Чем ее лицо в последнее время завораживало Киприана — так это тем, что с ним происходило, когда они с Рифом совокуплялись. Выполняя свое обещание, она время от времени позволяла ему наблюдать за ними. Словно Риф прибыл как некий агент преображения — не столько благодаря, сколько вопреки его настойчивым повторным проникновениям, ее лицо, которое Киприан когда-то берег, словно фотографию, надежно сложенную в повседневной памяти, как амулет против ударов судьбы на Балканах, теперь, покрытое потом, становилось зло утонченным, открывая ему, словно под действием недавно открытых лучей, лицо другой, неожиданной женщины. Не столько одержимой, сколько изгнанной, с какой-то невысказанной целью, силами, которые никогда не видели смысла себя называть.
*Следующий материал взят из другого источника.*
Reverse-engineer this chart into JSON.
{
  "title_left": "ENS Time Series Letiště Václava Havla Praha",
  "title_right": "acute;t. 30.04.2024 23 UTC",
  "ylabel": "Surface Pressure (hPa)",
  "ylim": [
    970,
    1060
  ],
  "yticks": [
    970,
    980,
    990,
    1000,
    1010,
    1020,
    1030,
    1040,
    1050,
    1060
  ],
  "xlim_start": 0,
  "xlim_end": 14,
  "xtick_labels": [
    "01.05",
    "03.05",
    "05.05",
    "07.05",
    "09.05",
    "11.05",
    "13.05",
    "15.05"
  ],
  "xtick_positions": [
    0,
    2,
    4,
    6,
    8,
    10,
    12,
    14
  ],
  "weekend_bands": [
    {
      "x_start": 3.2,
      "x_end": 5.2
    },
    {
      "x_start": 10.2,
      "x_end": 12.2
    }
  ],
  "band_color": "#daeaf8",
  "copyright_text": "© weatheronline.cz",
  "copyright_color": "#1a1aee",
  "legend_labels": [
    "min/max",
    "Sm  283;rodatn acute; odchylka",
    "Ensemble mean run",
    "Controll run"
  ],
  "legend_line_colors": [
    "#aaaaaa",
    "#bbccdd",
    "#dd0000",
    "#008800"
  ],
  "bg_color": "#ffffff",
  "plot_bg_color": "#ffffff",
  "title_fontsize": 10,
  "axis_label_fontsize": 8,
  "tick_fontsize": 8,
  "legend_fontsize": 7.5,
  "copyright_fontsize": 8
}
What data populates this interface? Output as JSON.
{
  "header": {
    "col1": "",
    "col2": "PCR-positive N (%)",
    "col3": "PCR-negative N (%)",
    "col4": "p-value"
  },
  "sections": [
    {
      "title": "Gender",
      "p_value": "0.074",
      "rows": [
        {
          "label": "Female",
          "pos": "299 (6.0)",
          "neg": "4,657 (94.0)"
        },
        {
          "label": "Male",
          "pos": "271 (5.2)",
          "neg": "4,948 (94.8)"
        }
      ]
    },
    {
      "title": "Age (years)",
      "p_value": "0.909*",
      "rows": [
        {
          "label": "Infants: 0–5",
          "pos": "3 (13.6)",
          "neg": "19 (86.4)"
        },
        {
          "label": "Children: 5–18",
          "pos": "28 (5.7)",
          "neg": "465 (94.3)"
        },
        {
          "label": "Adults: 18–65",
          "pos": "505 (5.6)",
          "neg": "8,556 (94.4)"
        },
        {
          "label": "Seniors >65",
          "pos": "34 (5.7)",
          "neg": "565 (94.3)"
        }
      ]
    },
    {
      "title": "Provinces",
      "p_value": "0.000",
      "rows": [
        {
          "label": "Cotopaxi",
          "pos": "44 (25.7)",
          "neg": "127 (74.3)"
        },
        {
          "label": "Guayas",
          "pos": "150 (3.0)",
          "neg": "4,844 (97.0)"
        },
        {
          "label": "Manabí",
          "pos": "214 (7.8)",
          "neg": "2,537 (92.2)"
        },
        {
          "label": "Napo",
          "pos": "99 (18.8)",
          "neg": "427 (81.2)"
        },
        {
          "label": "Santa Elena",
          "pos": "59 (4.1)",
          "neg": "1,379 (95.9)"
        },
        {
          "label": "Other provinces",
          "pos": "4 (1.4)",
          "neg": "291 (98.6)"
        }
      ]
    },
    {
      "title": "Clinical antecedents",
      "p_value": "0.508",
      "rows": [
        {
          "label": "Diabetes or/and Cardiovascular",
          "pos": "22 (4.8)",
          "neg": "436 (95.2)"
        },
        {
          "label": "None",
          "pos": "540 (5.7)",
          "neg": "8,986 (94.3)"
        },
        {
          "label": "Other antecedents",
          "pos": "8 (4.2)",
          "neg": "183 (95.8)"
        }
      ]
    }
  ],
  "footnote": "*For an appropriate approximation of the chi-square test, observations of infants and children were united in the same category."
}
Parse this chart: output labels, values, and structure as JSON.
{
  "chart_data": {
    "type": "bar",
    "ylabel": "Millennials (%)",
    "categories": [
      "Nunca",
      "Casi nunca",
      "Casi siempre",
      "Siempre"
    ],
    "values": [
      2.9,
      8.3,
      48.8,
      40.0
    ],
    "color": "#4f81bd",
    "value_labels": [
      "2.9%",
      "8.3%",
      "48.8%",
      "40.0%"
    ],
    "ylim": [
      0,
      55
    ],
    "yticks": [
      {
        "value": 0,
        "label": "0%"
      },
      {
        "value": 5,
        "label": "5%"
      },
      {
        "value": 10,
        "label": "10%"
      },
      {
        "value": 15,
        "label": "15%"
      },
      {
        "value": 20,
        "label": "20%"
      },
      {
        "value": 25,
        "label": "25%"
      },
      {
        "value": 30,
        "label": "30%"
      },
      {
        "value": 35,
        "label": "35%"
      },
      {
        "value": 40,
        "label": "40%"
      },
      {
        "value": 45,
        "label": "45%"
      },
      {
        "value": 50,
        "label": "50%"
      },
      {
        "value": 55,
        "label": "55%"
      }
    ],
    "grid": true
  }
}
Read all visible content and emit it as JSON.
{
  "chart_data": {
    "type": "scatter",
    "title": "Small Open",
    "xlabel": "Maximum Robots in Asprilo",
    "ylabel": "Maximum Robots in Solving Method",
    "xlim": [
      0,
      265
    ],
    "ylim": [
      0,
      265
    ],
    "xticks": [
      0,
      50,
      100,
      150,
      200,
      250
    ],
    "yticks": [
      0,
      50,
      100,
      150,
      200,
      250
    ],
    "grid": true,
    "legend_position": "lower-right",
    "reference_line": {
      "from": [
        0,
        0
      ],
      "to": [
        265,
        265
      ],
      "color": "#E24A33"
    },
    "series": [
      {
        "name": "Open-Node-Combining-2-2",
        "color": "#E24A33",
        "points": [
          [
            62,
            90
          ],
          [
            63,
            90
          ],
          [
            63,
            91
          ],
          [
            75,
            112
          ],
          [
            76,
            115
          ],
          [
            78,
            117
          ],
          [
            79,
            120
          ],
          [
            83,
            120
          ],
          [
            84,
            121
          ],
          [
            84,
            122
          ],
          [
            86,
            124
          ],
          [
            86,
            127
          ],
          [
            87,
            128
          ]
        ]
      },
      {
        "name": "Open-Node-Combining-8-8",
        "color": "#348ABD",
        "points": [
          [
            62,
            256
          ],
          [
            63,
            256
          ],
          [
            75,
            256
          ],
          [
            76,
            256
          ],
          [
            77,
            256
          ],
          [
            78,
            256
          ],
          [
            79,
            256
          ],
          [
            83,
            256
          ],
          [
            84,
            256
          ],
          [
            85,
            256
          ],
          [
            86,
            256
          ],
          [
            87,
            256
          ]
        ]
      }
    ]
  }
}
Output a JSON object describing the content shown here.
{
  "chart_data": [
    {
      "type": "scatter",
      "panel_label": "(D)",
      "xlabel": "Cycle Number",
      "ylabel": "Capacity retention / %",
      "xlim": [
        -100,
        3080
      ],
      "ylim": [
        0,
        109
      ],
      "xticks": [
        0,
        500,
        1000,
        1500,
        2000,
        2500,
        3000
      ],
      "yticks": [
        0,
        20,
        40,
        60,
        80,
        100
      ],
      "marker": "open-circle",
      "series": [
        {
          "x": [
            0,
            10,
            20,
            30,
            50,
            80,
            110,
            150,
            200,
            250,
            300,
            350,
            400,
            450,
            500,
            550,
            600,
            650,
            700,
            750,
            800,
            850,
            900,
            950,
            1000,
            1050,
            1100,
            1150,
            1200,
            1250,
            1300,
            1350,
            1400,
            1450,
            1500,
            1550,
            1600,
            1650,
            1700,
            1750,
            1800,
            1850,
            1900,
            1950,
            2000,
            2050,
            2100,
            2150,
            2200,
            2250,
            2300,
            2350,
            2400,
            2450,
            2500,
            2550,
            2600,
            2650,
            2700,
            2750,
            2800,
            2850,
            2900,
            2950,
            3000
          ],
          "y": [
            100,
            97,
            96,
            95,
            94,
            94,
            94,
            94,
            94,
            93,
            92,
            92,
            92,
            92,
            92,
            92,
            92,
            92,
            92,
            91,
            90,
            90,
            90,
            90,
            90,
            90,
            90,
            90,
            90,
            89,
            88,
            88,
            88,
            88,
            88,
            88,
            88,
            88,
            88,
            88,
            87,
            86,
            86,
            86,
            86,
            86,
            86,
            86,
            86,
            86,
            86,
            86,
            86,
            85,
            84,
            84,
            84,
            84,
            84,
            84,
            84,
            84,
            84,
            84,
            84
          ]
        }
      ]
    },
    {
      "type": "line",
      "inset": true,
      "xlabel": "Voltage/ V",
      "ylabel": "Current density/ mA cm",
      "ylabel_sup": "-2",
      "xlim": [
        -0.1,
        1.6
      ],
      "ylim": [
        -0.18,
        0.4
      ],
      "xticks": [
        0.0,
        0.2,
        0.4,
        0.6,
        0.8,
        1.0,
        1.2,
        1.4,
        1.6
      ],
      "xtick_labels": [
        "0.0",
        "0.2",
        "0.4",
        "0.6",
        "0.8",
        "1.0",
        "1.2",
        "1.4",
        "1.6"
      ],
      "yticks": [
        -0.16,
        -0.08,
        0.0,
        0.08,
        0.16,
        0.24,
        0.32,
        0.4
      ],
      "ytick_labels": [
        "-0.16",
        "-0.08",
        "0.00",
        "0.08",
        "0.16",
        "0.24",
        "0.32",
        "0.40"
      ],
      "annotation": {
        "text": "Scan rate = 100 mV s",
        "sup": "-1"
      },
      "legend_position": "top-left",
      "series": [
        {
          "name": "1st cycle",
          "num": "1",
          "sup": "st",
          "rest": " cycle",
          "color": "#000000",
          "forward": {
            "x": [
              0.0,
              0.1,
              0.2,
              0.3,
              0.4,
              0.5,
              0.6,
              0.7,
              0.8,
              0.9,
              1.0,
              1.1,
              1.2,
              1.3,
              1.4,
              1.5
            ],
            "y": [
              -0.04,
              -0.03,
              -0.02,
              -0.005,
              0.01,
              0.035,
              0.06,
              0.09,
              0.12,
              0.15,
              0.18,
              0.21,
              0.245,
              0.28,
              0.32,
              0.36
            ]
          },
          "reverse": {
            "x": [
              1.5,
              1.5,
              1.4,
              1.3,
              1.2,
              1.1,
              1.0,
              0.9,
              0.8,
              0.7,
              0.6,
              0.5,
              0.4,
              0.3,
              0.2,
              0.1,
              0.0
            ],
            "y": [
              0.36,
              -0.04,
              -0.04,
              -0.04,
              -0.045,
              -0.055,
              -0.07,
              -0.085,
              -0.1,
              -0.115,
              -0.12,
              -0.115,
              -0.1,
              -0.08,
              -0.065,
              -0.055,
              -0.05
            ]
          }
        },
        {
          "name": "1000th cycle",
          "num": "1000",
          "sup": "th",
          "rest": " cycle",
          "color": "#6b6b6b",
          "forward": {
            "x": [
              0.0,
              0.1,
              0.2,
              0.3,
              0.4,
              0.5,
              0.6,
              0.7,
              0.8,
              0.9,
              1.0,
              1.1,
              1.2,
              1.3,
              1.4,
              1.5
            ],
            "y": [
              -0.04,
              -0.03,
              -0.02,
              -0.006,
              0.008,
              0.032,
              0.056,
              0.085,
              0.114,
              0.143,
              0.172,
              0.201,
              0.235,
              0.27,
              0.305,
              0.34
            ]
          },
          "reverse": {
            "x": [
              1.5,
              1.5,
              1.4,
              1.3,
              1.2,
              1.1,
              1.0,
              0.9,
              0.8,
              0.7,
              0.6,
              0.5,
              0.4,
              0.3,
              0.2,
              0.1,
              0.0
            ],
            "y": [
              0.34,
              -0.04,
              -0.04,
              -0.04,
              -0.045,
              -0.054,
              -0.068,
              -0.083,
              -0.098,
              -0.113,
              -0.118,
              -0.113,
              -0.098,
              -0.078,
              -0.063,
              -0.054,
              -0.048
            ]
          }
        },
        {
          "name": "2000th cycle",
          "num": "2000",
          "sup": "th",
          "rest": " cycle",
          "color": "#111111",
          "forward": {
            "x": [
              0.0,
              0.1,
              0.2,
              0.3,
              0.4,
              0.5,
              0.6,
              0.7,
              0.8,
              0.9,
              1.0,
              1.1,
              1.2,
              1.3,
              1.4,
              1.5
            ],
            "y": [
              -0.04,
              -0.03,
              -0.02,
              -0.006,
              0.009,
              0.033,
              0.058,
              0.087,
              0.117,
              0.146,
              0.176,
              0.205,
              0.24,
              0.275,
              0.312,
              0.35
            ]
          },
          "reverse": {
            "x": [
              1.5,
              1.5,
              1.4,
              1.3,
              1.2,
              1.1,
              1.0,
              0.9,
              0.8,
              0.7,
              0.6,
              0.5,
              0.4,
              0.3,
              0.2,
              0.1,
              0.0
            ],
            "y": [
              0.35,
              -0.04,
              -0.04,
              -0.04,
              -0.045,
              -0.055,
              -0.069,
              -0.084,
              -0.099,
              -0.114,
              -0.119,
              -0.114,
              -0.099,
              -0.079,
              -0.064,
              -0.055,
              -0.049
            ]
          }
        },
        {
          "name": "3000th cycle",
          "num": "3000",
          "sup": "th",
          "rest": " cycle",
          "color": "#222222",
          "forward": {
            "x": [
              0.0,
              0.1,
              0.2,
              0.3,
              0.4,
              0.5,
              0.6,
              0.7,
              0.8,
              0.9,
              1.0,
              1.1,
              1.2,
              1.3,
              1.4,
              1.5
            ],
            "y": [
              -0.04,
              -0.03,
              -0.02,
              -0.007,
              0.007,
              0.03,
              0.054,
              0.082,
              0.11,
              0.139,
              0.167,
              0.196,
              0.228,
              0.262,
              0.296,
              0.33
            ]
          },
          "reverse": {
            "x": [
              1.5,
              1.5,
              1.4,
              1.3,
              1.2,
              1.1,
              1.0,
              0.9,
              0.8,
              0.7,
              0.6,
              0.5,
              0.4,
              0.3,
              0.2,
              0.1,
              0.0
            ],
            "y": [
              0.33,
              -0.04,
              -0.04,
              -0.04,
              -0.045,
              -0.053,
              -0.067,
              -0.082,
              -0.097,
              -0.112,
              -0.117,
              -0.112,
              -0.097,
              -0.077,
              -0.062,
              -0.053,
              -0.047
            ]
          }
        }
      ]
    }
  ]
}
Далеко на задворках его духа, возможно, в со-сознании, о которым в те дни много говорили в светских кругах, что-то, он чувствовал, начало сдвигаться.
Теперь, спустя много лет избегания, пришла очередь Рифа видеть во сне своего отца. Что-то в ситуации, в которой он находился с Яшм и Киприаном, должно быть, ослабило шов, сон пришел и отыскал его. Прежде он думал: если Вебба заменил Кизельгур Кид, это развеет все его смертные иллюзии, а теперь поглядите, во что он вляпался. Вебб, даже по пути из Иешимона много лет назад, эта яркая и назойливая галлюцинация — узнал бы его Вебб сейчас, узнал бы его цели, его порывы? Во сне они были уже не в призрачных каньонах МакЭлмо, а в городе — не в Венеции, но и не в каком-либо городе Америки, не нанесенные на карту фактически бесконечные улицы, те же старинные муторные картины выгравированы на его стенах, что и в МакЭлмо, рассказывая историю, беспощадную правду которой не могли признать власти из-за опасности, которую она представляла для психического благополучия общественности... Место более безнадежное, чем он мог бы вообразить. В отдалении Риф заметил процессию шахтеров в длинных резиновых плащах, лишь у одного из них, посередине, шляпа с тлеющим огарком. Словно послушники в облачении, они шли колонной по узкой улице, впереди и по бокам их освещал влажный колеблющийся свет желтой лампы. Когда Риф подошел ближе, он увидел, что свет нес Вебб.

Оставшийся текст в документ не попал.